Schenker then proceeds to shortly outline three common cases of using a pedal tone in compositions: pedal on the tonic at the beginning of the composition, pedal in the middle of the composition, and tonic-pedal at the end. I will refer to these in the chapter on pedal/drone models. At this moment, it is interesting to note that Schenker saw in each of them a “peculiar combination of rest and motion” (p.317).


John Koslovsky points to the structural importance of the pedal point, which “functions as a crucial form-generating and framing device of phrases, sections, and even whole movements.” (Koslovsky, 2012: 42) In his essay ‘Hold that note!’, Koslovsky pleads for more attention for pedal point in music theory classroom. “As an expressive musical technique it heightens the awareness of a sonority and signals large-scale functionality.” (idem.)
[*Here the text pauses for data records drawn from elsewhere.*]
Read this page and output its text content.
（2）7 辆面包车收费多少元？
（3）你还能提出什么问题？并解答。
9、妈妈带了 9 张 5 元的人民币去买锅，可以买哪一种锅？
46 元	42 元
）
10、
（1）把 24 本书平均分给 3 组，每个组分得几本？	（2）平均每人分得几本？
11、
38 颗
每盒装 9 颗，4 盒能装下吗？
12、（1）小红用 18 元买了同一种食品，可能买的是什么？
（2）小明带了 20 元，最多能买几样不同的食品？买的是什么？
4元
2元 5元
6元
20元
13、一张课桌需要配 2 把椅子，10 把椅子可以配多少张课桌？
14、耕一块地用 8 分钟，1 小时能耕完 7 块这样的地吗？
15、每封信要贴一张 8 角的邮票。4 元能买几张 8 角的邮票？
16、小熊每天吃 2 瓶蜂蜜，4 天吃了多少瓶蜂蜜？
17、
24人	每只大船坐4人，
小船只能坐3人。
Heidrun Bergander has done a research into pedal points in piano literature. In her master thesis (Bergander, 1999) she categorizes pedal on the bases of harmonic function, number of sustained tones, rhythm (figuration). In the conclusion, she gives an overview of the usual pedal-properties.
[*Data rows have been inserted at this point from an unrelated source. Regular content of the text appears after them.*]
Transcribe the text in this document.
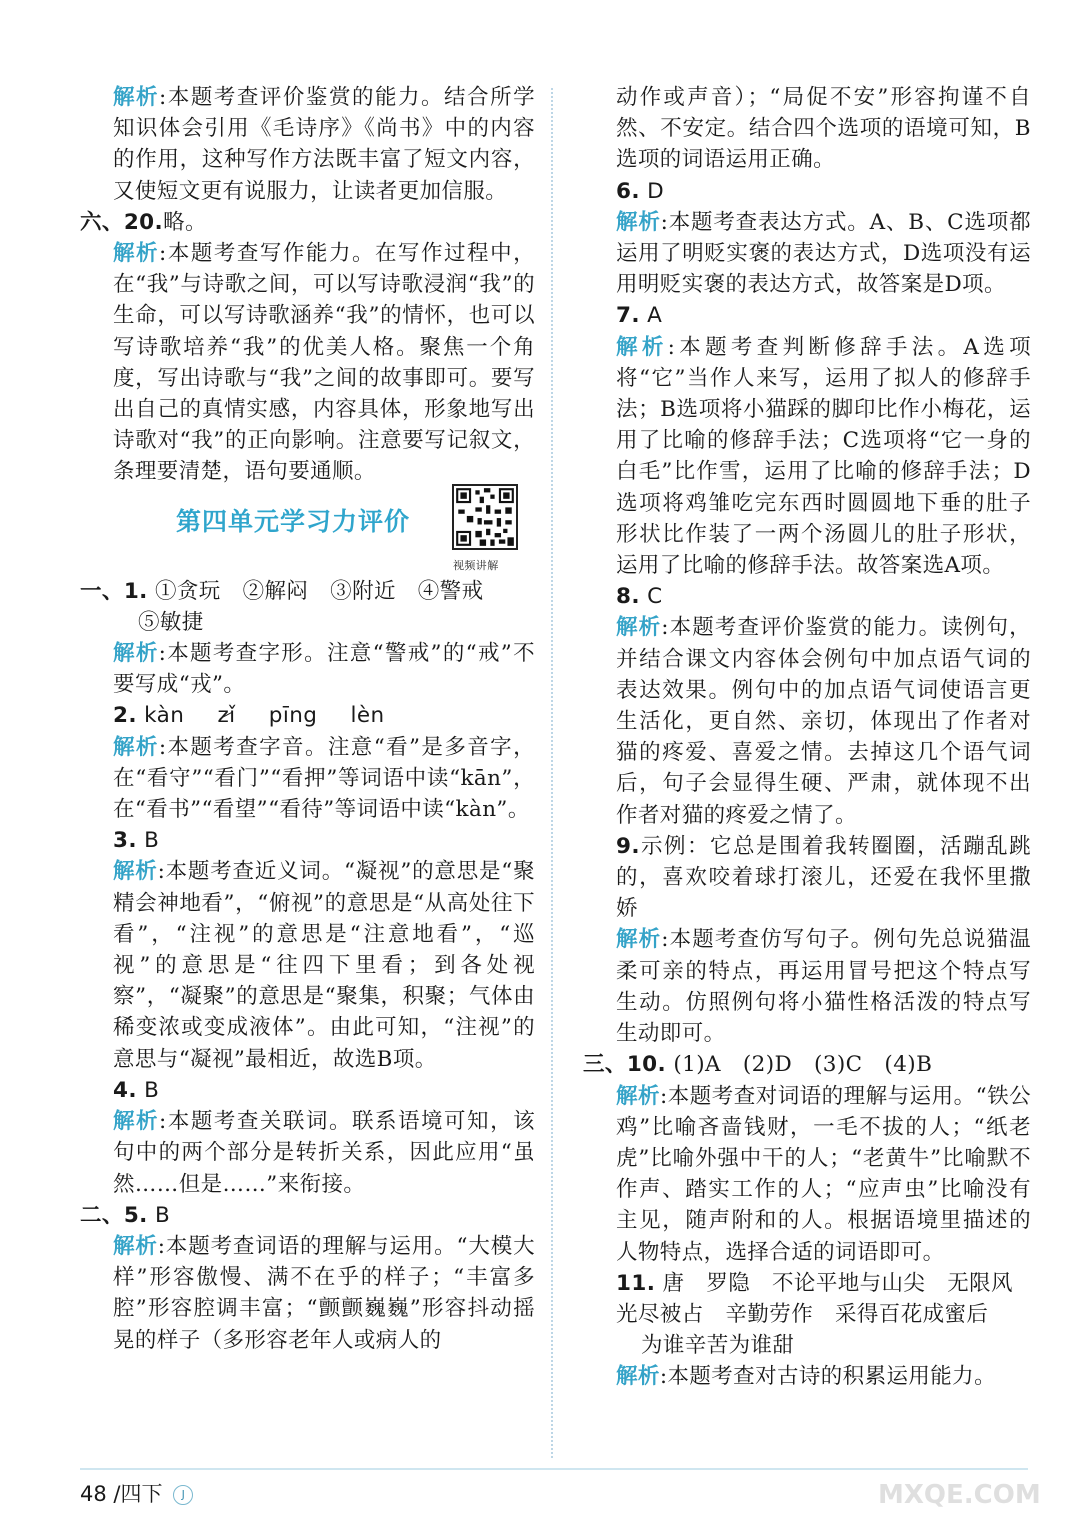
解析:本题考查评价鉴赏的能力。结合所学知识体会引用《毛诗序》《尚书》中的内容的作用，这种写作方法既丰富了短文内容，又使短文更有说服力，让读者更加信服。

六、20.略。

解析:本题考查写作能力。在写作过程中，在“我”与诗歌之间，可以写诗歌浸润“我”的生命，可以写诗歌涵养“我”的情怀，也可以写诗歌培养“我”的优美人格。聚焦一个角度，写出诗歌与“我”之间的故事即可。要写出自己的真情实感，内容具体，形象地写出诗歌对“我”的正向影响。注意要写记叙文，条理要清楚，语句要通顺。

第四单元学习力评价
视频讲解

一、1. ①贪玩　②解闷　③附近　④警戒

⑤敏捷

解析:本题考查字形。注意“警戒”的“戒”不要写成“戎”。

2. kàn zǐ pīng lèn

解析:本题考查字音。注意“看”是多音字，在“看守”“看门”“看押”等词语中读“kān”，在“看书”“看望”“看待”等词语中读“kàn”。

3. B

解析:本题考查近义词。“凝视”的意思是“聚精会神地看”，“俯视”的意思是“从高处往下看”，“注视”的意思是“注意地看”，“巡视”的意思是“往四下里看；到各处视察”，“凝聚”的意思是“聚集，积聚；气体由稀变浓或变成液体”。由此可知，“注视”的意思与“凝视”最相近，故选B项。

4. B

解析:本题考查关联词。联系语境可知，该句中的两个部分是转折关系，因此应用“虽然……但是……”来衔接。

二、5. B

解析:本题考查词语的理解与运用。“大模大样”形容傲慢、满不在乎的样子；“丰富多腔”形容腔调丰富；“颤颤巍巍”形容抖动摇晃的样子（多形容老年人或病人的

动作或声音）；“局促不安”形容拘谨不自然、不安定。结合四个选项的语境可知，B选项的词语运用正确。

6. D

解析:本题考查表达方式。A、B、C选项都运用了明贬实褒的表达方式，D选项没有运用明贬实褒的表达方式，故答案是D项。

7. A

解析:本题考查判断修辞手法。A选项将“它”当作人来写，运用了拟人的修辞手法；B选项将小猫踩的脚印比作小梅花，运用了比喻的修辞手法；C选项将“它一身的白毛”比作雪，运用了比喻的修辞手法；D选项将鸡雏吃完东西时圆圆地下垂的肚子形状比作装了一两个汤圆儿的肚子形状，运用了比喻的修辞手法。故答案选A项。

8. C

解析:本题考查评价鉴赏的能力。读例句，并结合课文内容体会例句中加点语气词的表达效果。例句中的加点语气词使语言更生活化，更自然、亲切，体现出了作者对猫的疼爱、喜爱之情。去掉这几个语气词后，句子会显得生硬、严肃，就体现不出作者对猫的疼爱之情了。

9.示例：它总是围着我转圈圈，活蹦乱跳的，喜欢咬着球打滚儿，还爱在我怀里撒娇

解析:本题考查仿写句子。例句先总说猫温柔可亲的特点，再运用冒号把这个特点写生动。仿照例句将小猫性格活泼的特点写生动即可。

三、10. (1)A　(2)D　(3)C　(4)B

解析:本题考查对词语的理解与运用。“铁公鸡”比喻吝啬钱财，一毛不拔的人；“纸老虎”比喻外强中干的人；“老黄牛”比喻默不作声、踏实工作的人；“应声虫”比喻没有主见，随声附和的人。根据语境里描述的人物特点，选择合适的词语即可。

11. 唐　罗隐　不论平地与山尖　无限风光尽被占　辛勤劳作　采得百花成蜜后

为谁辛苦为谁甜

解析:本题考查对古诗的积累运用能力。

48 /四下 J	MXQE.COM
Related to nonwestern music, The Garland Encyclopedia of World Music is a rich source of information. ‘Drone’ is an index item, referring to pages of all of the (main) nine volumes, to all of the world regions. The examples include vocal, instrumental and vocal-instrumental music.[4] Drone is seen in the context of tone-system (modality), as providing the tonic, or in the context of primitive polyphony. In both cases, the long notes are often just mentioned in the analysis, their properties not discussed, except for the length and the harmonic function.[5]


Drones and pedals in popular music are not an original invention within the genre. Popular music uses all the main variants of sustained sound which we find also in art music: folk drone, harmonic pedal, and textural drone. Related publications mention usually their harmonic function – if the music is tonal. In music where pitch is not the main parameter, theorists refer to their sound-properties, their sonority (e.g. Ericson, 1975).


In the domain of musicology, an important book is The Popular Origins of Western Music, where musicologist Peter Van der Merwe treats drone as having an essential function in the forming of the modern tonality.

 

 

next: 'Too long' notes 

 


[1] It should be noted that Piston does not discuss the functions and structural positions of pedal tones in the chapter on non-chord tones, where this concept is introduced and illustrated. This extra information is interwoven throughout the book. 

[2] Bergander (1999: 84) concludes that, related to harmonic aspects, there could be three categories of pedal tones: 1) consonant chord tone, 2) dissonant chord tone, and 3) non-chord tone.  The second category refers to chords of four and more notes, where the pedal tone would be 7th, 9th, etc. of the chord. The distinction consonant-dissonant chord tone does not take into account the special harmonic nature of the bass tone (in case of pedal in the bass voice), and as such could be criticized. Is the third of the chord as consonant as the root? Is the ninth of the chord in the bass indeed a different category than non-chord tone? Understanding this problem, Bergander emphasizes elsewhere the relevance of style. 

[3] my translation

[4] I have written more extensively about this in my BA-thesis Sustained sound: pedal versus drone (UvA, 2007).

[5] A good example is the chapter ‘Origin of Polyphony’ in The New Oxford History of Music (1957, Vol. 1: 21), where we read about ancient music and the first polyphonic musical forms. Canon is named as one of the oldest, and the discussing of its composing techniques and its realization in music ends with a casual note (about Papuan music) that “the canon is sometimes worked out over a third free part or over a drone.”